Dalam Peraturan Pemerintah (PP) Nomor 35 Tahun 2021, PKWT diartikan sebagai perjanjian kerja antara pekerja atau buruh dengan pengusaha untuk mengadakan hubungan kerja dalam waktu tertentu atau untuk pekerjaan tertentu.
Jenis pekerjaan yang berlaku PKWT seperti pekerjaan yang bersifat musiman atau pekerjaan yang dilakukan untuk memenuhi pesanan atau target tertentu.
PKWT memiliki durasi waktu yang jelas dan terbatas. Berdasarkan peraturan tersebut, kontrak PKWT berlaku paling lama 5 tahun.
Jika pekerjaan yang dilaksanakan belum selesai, kontraknya dapat diperpanjang. PKWT dapat diperbarui sesuai kesepakatan antara perusahaan dan pekerja. Namun hal ini dengan ketentuan jangka waktu keseluruhan PKWT beserta perpanjangannya tidak lebih dari lima tahun.
Tidak seperti Perjanjian Kerja Waktu Tidak Tertentu (PKWTT), dalam PKWT tidak terdapat adanya masa percobaan. Dalam PKWT, masa percobaan akan otomatis dianggap sebagai masa kerja.
Baca Juga: 4 Hak Karyawan Kontrak Menurut Undang-Undang Cipta Kerja
Jenis-jenis PKWT
Terdapat dua jenis PKWT yang digunakan dalam perjanjian kerja. Berikut penjelasannya masing-masing.
1. PWKT didasarkan atas jangka waktu
Perjanjian kerja ini dibuat untuk beberapa macam pekerjaan. Seperti yang tercantum pada Pasal 5 ayat 1 PP Nomor 35 Tahun 2021, jenis pekerjan yang didasarkan atas jangka waktu antara lain.
Pekerjaan yang diperkirakan penyelesaiannya dalam waktu yang tidak terlalu lama.

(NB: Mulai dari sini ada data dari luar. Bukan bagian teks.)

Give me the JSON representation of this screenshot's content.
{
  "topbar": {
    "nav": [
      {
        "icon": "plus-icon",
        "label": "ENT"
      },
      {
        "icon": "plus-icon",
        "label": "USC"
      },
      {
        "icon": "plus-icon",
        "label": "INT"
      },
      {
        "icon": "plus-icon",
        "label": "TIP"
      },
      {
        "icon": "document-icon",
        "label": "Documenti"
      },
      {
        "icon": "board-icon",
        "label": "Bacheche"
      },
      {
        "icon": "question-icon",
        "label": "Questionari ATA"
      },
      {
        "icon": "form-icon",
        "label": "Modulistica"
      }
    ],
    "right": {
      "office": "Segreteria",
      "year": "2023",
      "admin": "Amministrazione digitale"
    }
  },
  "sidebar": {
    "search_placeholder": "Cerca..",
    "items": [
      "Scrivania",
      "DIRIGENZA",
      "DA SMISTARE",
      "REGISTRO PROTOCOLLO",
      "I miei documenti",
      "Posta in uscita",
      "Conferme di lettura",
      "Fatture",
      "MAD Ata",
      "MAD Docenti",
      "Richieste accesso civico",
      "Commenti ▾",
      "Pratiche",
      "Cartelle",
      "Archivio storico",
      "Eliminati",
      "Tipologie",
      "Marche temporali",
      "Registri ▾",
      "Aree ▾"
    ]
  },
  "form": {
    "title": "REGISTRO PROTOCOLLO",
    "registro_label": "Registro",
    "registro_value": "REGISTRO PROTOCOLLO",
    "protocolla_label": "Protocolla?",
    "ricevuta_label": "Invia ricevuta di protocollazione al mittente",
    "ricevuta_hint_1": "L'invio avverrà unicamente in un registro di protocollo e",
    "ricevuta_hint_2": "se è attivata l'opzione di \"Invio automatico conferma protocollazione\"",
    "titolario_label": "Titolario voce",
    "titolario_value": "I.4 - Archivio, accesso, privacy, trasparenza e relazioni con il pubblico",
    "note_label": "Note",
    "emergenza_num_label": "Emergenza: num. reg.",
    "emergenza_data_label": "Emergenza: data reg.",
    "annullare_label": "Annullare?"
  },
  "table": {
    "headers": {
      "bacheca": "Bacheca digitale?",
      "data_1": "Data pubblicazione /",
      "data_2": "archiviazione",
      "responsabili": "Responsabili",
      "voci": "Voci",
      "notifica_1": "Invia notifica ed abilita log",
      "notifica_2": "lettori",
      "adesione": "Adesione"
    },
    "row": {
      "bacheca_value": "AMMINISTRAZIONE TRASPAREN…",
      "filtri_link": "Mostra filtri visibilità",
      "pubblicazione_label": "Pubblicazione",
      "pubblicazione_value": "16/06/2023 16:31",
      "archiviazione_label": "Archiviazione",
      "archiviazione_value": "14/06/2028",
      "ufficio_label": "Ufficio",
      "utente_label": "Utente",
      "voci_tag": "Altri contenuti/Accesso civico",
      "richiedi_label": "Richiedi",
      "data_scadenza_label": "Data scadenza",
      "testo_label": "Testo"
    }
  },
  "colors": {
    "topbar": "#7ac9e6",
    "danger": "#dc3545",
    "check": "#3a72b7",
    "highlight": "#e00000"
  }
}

Pekerjaan yang bersifat musiman.
Pekerjaan yang berhubungan dengan produk baru, kegiatan baru, atau produk tambahan yang masih dalam percobaan atau penjajakan.
2. PKWT didasarkan atas selesainya suatu pekerjaan tertentu
Sementara itu, PKWT berdasarkan selesainya suatu pekerjaan tertentu, dibuat untuk pekerjaan seperti sebagai berikut.

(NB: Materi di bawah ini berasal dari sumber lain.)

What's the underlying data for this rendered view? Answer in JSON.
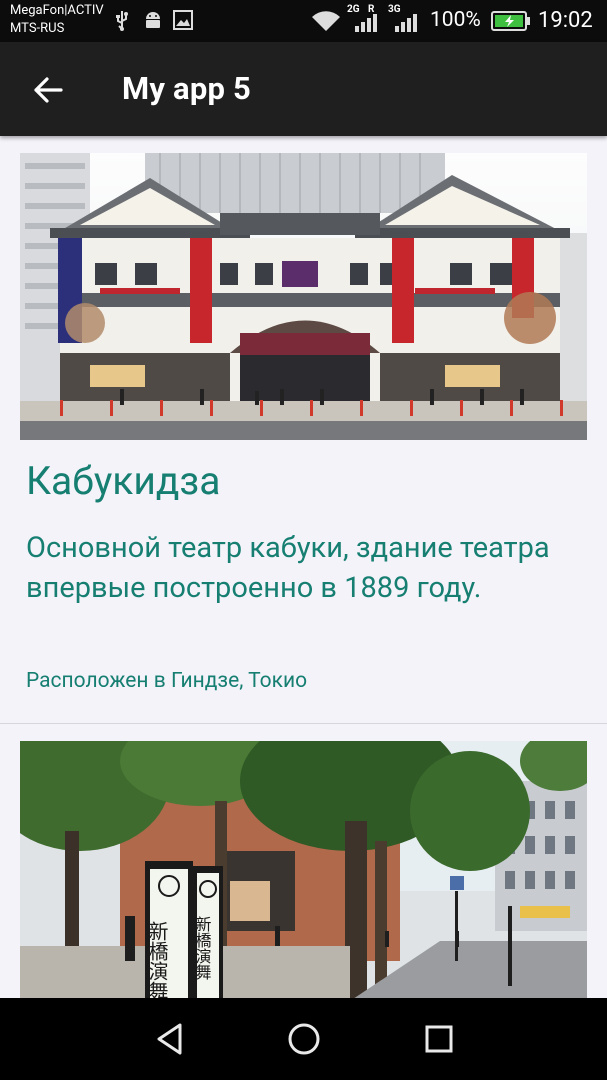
{
  "status_bar": {
    "carrier_line1": "MegaFon|ACTIV",
    "carrier_line2": "MTS-RUS",
    "net_2g": "2G",
    "net_r": "R",
    "net_3g": "3G",
    "battery_percent": "100%",
    "time": "19:02",
    "icons": [
      "usb-icon",
      "android-icon",
      "image-icon",
      "wifi-icon",
      "signal-icon",
      "battery-charging-icon"
    ]
  },
  "app_bar": {
    "title": "My app 5",
    "back_icon": "arrow-back-icon"
  },
  "cards": [
    {
      "title": "Кабукидза",
      "description": "Основной театр кабуки, здание театра впервые построенно в 1889 году.",
      "location": "Расположен в Гиндзе, Токио"
    },
    {
      "image_signs": [
        "新橋演舞",
        "新橋演舞"
      ]
    }
  ],
  "nav_bar": {
    "buttons": [
      "back-triangle-icon",
      "home-circle-icon",
      "recents-square-icon"
    ]
  },
  "colors": {
    "accent_text": "#167f72",
    "app_bar": "#1f1f1f",
    "background": "#f4f3fa"
  }
}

Pekerjaan yang sekali selesai.
Pekerjaan yang sementara sifatnya.
Hak Pekerja PKWT
Pekerja dengan status PKWT memiliki hak dan kewajiban yang sama dengan pekerja lainnya dalam hal gaji, jam kerja, dan tunjangan-tunjangan lainnya. Berikut hak yang diperoleh pekerja dalam PKWT.
1. Upah
Pekerja PKWT berhak mendapatkan upah yang sesuai perjanjian kerja yang telah disepakati. Besaran upah dapat ditentukan berdasarkan kebijakan perusahaan dan ketentuan minimum upah regional.
2. Tunjangan
Hak yang diterima pekerja dalam PKWT, yakni memperoleh tunjangan. Salah satu tunjangan yang berhak didapatkan pekerja, yaitu tunjangan hari raya (THR).
3. Cuti
Pekerja berhak memperoleh cuti tahunan dan cuti lainnya sesuai peraturan yang berlaku. Pekerja PKWT berhak atas cuti tahunan selama 12 hari jika masa kerjanya sudah mencapai 12 bulan berturut-turut.